This isn't directed at you, but to add some more flavor - bit spinlocks require ...

This isn't directed at you, but to add some more flavor - bit spinlocks require an atomic unlock, whereas byte/word ones can be non-atomic. Which isn't so much problem these days but it used to be a big one against bit spinlocks when locked operations took hundreds of cycles and even went on the bus and stopped everyone else accessing the memory.

But even byte/word spin locks that could avoid the atomic unlock, and even in modern systems where atomic operations are quite cheap relative to cache miss, still have two major problems, the "thundering herd" effect, and unfairness/starvation.

The basic spin lock is just a bit or byte or word in memory where waiters just keep reading the lock value until it becomes unlocked, and then they attempt to lock it. If that fails, continue waiting.

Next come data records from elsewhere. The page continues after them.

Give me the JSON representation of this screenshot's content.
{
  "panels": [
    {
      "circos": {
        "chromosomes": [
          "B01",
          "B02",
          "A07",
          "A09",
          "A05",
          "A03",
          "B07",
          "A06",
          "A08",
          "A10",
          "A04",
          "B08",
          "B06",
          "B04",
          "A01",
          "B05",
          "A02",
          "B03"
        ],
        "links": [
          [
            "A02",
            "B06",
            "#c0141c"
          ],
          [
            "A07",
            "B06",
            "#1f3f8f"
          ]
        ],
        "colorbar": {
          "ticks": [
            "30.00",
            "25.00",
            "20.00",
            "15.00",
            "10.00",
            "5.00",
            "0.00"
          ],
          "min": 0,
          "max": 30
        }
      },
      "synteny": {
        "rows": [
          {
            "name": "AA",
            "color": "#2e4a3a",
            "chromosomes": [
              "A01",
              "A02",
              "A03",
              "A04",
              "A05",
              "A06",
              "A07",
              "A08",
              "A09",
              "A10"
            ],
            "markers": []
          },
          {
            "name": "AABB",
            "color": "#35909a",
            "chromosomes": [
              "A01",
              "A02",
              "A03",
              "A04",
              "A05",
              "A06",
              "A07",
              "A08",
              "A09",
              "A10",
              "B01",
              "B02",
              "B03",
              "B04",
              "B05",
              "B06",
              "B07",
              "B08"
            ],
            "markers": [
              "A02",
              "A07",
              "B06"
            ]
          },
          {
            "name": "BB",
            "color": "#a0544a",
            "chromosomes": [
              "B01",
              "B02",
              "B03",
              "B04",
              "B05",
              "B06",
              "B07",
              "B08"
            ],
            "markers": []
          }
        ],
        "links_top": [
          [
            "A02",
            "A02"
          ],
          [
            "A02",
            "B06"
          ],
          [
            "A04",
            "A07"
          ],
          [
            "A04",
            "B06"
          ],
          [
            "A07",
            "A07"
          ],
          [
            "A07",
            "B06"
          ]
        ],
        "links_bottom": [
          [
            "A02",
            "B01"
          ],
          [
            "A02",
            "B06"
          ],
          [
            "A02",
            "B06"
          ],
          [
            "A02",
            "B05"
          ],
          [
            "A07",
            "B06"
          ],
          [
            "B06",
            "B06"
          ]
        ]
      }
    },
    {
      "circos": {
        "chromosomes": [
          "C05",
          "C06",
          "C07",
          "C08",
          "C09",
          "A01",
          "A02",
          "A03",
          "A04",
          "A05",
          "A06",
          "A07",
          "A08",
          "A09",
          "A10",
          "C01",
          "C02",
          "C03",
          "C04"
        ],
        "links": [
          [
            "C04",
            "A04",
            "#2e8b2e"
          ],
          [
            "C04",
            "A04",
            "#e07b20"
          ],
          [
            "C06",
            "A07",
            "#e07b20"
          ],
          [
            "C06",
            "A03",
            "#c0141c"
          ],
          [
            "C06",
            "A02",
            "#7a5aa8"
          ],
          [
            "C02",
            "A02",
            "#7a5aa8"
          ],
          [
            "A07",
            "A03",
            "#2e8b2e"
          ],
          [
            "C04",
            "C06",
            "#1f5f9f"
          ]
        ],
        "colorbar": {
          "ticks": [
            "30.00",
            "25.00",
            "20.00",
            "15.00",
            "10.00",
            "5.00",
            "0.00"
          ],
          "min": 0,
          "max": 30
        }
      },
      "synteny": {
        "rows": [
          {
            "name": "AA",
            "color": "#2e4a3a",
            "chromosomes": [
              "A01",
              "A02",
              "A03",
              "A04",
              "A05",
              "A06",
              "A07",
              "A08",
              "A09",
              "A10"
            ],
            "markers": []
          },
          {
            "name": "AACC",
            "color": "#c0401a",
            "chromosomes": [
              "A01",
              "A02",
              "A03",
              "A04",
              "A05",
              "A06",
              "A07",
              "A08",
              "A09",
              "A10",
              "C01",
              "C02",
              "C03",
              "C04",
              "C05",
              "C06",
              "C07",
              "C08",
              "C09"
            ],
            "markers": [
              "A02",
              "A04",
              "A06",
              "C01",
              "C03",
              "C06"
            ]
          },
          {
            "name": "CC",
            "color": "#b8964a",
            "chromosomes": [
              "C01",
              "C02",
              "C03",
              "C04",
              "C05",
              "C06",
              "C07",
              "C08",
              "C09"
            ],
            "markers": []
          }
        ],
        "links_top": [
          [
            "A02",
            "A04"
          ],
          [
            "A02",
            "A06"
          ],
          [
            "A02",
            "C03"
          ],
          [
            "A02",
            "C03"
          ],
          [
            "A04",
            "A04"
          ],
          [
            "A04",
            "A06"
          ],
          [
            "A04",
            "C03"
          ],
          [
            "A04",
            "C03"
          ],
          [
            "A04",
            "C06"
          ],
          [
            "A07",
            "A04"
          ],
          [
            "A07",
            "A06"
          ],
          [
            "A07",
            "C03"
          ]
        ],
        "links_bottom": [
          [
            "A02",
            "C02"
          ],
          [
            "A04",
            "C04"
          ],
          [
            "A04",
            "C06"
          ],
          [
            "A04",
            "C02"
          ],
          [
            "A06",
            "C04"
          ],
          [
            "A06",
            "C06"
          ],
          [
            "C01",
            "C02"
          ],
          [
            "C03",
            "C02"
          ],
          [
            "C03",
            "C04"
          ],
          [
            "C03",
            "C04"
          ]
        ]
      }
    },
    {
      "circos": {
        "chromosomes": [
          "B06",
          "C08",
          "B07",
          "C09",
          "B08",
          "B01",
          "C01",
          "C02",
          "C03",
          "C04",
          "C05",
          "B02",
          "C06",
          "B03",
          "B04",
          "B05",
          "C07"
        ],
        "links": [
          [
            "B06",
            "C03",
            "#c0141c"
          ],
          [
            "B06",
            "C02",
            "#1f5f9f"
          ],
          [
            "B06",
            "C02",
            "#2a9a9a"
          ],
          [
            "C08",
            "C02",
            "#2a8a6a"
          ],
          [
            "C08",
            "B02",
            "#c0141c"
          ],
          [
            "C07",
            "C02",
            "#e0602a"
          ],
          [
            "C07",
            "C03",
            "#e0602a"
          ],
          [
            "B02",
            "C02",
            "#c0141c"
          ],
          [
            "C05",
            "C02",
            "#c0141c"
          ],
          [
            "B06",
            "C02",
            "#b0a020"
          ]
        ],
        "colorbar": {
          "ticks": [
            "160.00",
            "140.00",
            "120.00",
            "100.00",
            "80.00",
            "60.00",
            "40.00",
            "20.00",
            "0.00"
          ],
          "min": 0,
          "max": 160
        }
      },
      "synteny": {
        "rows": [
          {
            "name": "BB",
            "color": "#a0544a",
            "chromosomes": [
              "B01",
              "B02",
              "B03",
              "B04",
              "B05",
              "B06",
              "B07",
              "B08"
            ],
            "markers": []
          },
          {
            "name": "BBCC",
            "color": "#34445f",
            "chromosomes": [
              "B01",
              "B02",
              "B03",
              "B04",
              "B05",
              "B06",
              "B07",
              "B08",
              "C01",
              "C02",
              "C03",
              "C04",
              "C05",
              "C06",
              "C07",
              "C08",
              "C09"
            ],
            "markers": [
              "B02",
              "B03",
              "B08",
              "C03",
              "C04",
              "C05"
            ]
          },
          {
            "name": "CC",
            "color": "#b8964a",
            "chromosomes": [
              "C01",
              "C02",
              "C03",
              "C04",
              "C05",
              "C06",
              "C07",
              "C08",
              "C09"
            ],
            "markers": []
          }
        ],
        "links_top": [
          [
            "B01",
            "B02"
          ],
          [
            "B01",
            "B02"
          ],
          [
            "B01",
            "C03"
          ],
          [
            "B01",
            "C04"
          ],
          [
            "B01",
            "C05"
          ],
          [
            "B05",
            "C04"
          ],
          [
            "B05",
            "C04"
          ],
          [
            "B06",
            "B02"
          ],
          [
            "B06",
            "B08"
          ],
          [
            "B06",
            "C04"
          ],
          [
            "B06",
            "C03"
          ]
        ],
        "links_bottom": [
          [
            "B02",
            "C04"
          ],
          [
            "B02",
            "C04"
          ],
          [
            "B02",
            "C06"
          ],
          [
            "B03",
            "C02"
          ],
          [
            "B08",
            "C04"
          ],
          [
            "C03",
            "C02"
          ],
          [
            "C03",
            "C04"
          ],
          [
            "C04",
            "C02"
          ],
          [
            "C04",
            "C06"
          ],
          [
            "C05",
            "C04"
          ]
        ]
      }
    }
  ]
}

The thundering herd problem is at the cache coherency level. If you have a bunch of CPUs waiting on the lock then when the lock is released at the cache coherency level they all have that line invalidated, and then they will each request the line again, see the new (unlocked) value, and they will all try to take the lock, and each of those lock operations is an exclusive access to the line which also invalidates all others, and in the end only one succeeds, so all the others were wasted and go back to waiting, pulling the line back into shared state. So N CPUs taking a contended spin lock can become an O(N^2) operation all up. Coherency protocols might be smart enough to mitigate this somewhat so it may not be not quite so bad, but it's always going to be costly and those hardware heuristics could break down in extreme cases. So the effective critical section including the lock overhead can grow quickly as you increase CPU count, which can cause scalability to not just hit a wall but go off a cliff and get worse as you get more CPUs contending for the lock. Which is obviously bad, but the negative feedback spiral is particularly bad (workload slows down -> more CPUs recruited to handle workload -> workload gets slower) and means you can get stuck in a degraded state beyond the overload condition.

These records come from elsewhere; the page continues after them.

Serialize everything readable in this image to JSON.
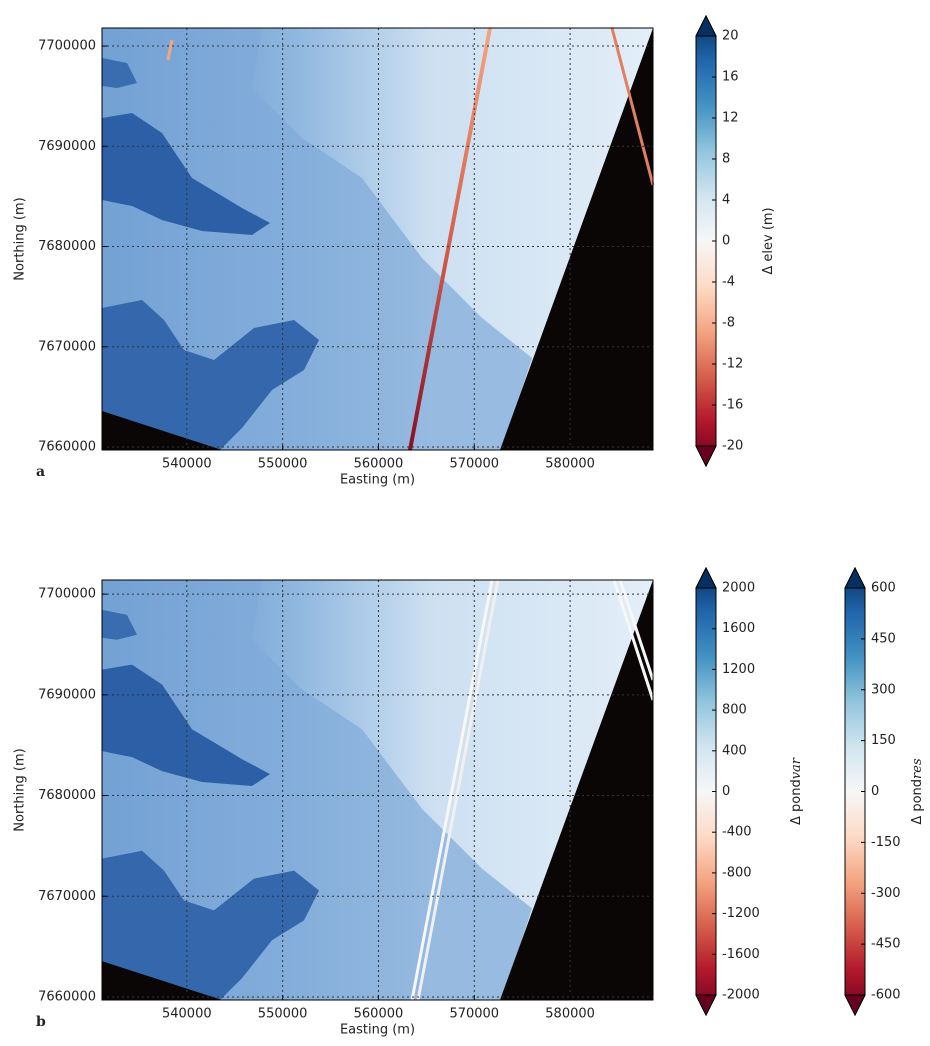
{
  "chart_data": [
    {
      "type": "image",
      "panel": "a",
      "xlabel": "Easting (m)",
      "ylabel": "Northing (m)",
      "xlim": [
        531150,
        588650
      ],
      "ylim": [
        7659700,
        7701800
      ],
      "xticks": [
        540000,
        550000,
        560000,
        570000,
        580000
      ],
      "yticks": [
        7660000,
        7670000,
        7680000,
        7690000,
        7700000
      ],
      "grid": true,
      "colorbars": [
        {
          "label": "Δ elev (m)",
          "clim": [
            -20,
            20
          ],
          "ticks": [
            -20,
            -16,
            -12,
            -8,
            -4,
            0,
            4,
            8,
            12,
            16,
            20
          ]
        }
      ]
    },
    {
      "type": "image",
      "panel": "b",
      "xlabel": "Easting (m)",
      "ylabel": "Northing (m)",
      "xlim": [
        531150,
        588650
      ],
      "ylim": [
        7659700,
        7701400
      ],
      "xticks": [
        540000,
        550000,
        560000,
        570000,
        580000
      ],
      "yticks": [
        7660000,
        7670000,
        7680000,
        7690000,
        7700000
      ],
      "grid": true,
      "colorbars": [
        {
          "label": "Δ pond",
          "label_italic": "var",
          "clim": [
            -2000,
            2000
          ],
          "ticks": [
            -2000,
            -1600,
            -1200,
            -800,
            -400,
            0,
            400,
            800,
            1200,
            1600,
            2000
          ]
        },
        {
          "label": "Δ pond",
          "label_italic": "res",
          "clim": [
            -600,
            600
          ],
          "ticks": [
            -600,
            -450,
            -300,
            -150,
            0,
            150,
            300,
            450,
            600
          ]
        }
      ]
    }
  ]
}
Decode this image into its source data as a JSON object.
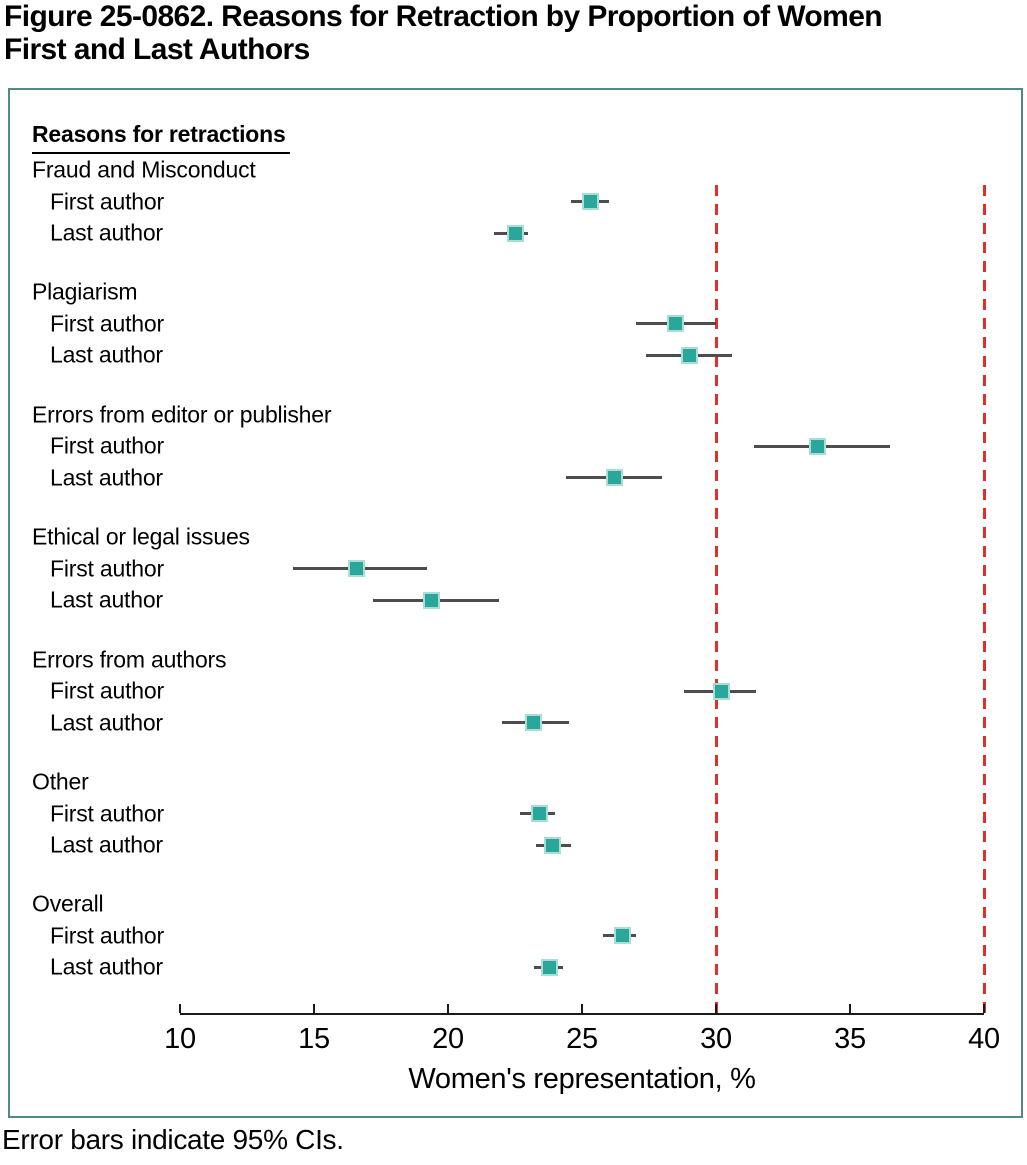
{
  "figure": {
    "title": "Figure 25-0862. Reasons for Retraction by Proportion of Women First and Last Authors",
    "caption": "Error bars indicate 95% CIs."
  },
  "panel": {
    "header": "Reasons for retractions"
  },
  "chart_data": {
    "type": "scatter",
    "variant": "forest-plot",
    "title": "Reasons for retractions",
    "xlabel": "Women's representation, %",
    "ylabel": "",
    "xlim": [
      10,
      40
    ],
    "xticks": [
      10,
      15,
      20,
      25,
      30,
      35,
      40
    ],
    "reference_lines_x": [
      30,
      40
    ],
    "grid": false,
    "legend_position": "none",
    "colors": {
      "marker": "#2aa79a",
      "marker_edge": "#a9ded7",
      "error_bar": "#4d4d4d",
      "reference_line": "#e23028",
      "panel_border": "#4f8a87"
    },
    "row_label_first": "First author",
    "row_label_last": "Last author",
    "groups": [
      {
        "label": "Fraud and Misconduct",
        "rows": [
          {
            "label": "First author",
            "value": 25.3,
            "ci_low": 24.6,
            "ci_high": 26.0
          },
          {
            "label": "Last author",
            "value": 22.5,
            "ci_low": 21.7,
            "ci_high": 23.0
          }
        ]
      },
      {
        "label": "Plagiarism",
        "rows": [
          {
            "label": "First author",
            "value": 28.5,
            "ci_low": 27.0,
            "ci_high": 30.0
          },
          {
            "label": "Last author",
            "value": 29.0,
            "ci_low": 27.4,
            "ci_high": 30.6
          }
        ]
      },
      {
        "label": "Errors from editor or publisher",
        "rows": [
          {
            "label": "First author",
            "value": 33.8,
            "ci_low": 31.4,
            "ci_high": 36.5
          },
          {
            "label": "Last author",
            "value": 26.2,
            "ci_low": 24.4,
            "ci_high": 28.0
          }
        ]
      },
      {
        "label": "Ethical or legal issues",
        "rows": [
          {
            "label": "First author",
            "value": 16.6,
            "ci_low": 14.2,
            "ci_high": 19.2
          },
          {
            "label": "Last author",
            "value": 19.4,
            "ci_low": 17.2,
            "ci_high": 21.9
          }
        ]
      },
      {
        "label": "Errors from authors",
        "rows": [
          {
            "label": "First author",
            "value": 30.2,
            "ci_low": 28.8,
            "ci_high": 31.5
          },
          {
            "label": "Last author",
            "value": 23.2,
            "ci_low": 22.0,
            "ci_high": 24.5
          }
        ]
      },
      {
        "label": "Other",
        "rows": [
          {
            "label": "First author",
            "value": 23.4,
            "ci_low": 22.7,
            "ci_high": 24.0
          },
          {
            "label": "Last author",
            "value": 23.9,
            "ci_low": 23.3,
            "ci_high": 24.6
          }
        ]
      },
      {
        "label": "Overall",
        "rows": [
          {
            "label": "First author",
            "value": 26.5,
            "ci_low": 25.8,
            "ci_high": 27.0
          },
          {
            "label": "Last author",
            "value": 23.8,
            "ci_low": 23.2,
            "ci_high": 24.3
          }
        ]
      }
    ]
  }
}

The fairness problem is difficult as well. A cache coherency protocol itself can be fair and anti-starvation, in that a CPU will get access to a line in a relatively equal and timely manner, and that could be mathematically proven and verified in the hardware. But when you start building on top of that, those properties don't automatically translate to the higher level primitive. In the above situation where it's a free-for-all on the lock word, any one waiter may get access to the line fairly and never be starved at the hardware level, but each time it performs the atomic operation to acquire the lock it might find that it has been taken by another CPU -- the hardware doesn't know what the lock is or that the value 0x1234 means it's free. So to truly have fair and non-starving locks, you need to build them with those guarantees in software, and only rely on the hardware for atomic operations.

The ticket locks that parent poster refers to are one such solution for fairness as they're FIFO. They were brought in to Linux due to unfairness/starvation problems. They are since superseded by "queued" spinlocks which are also FIFO but instead of spinning on the lock word each CPU spins on its own area, so unlock becomes closer to a 1:1 operation at the coherency level rather than 1:N (using the "MCS" algorithm) which tackles the former thundering herd problem.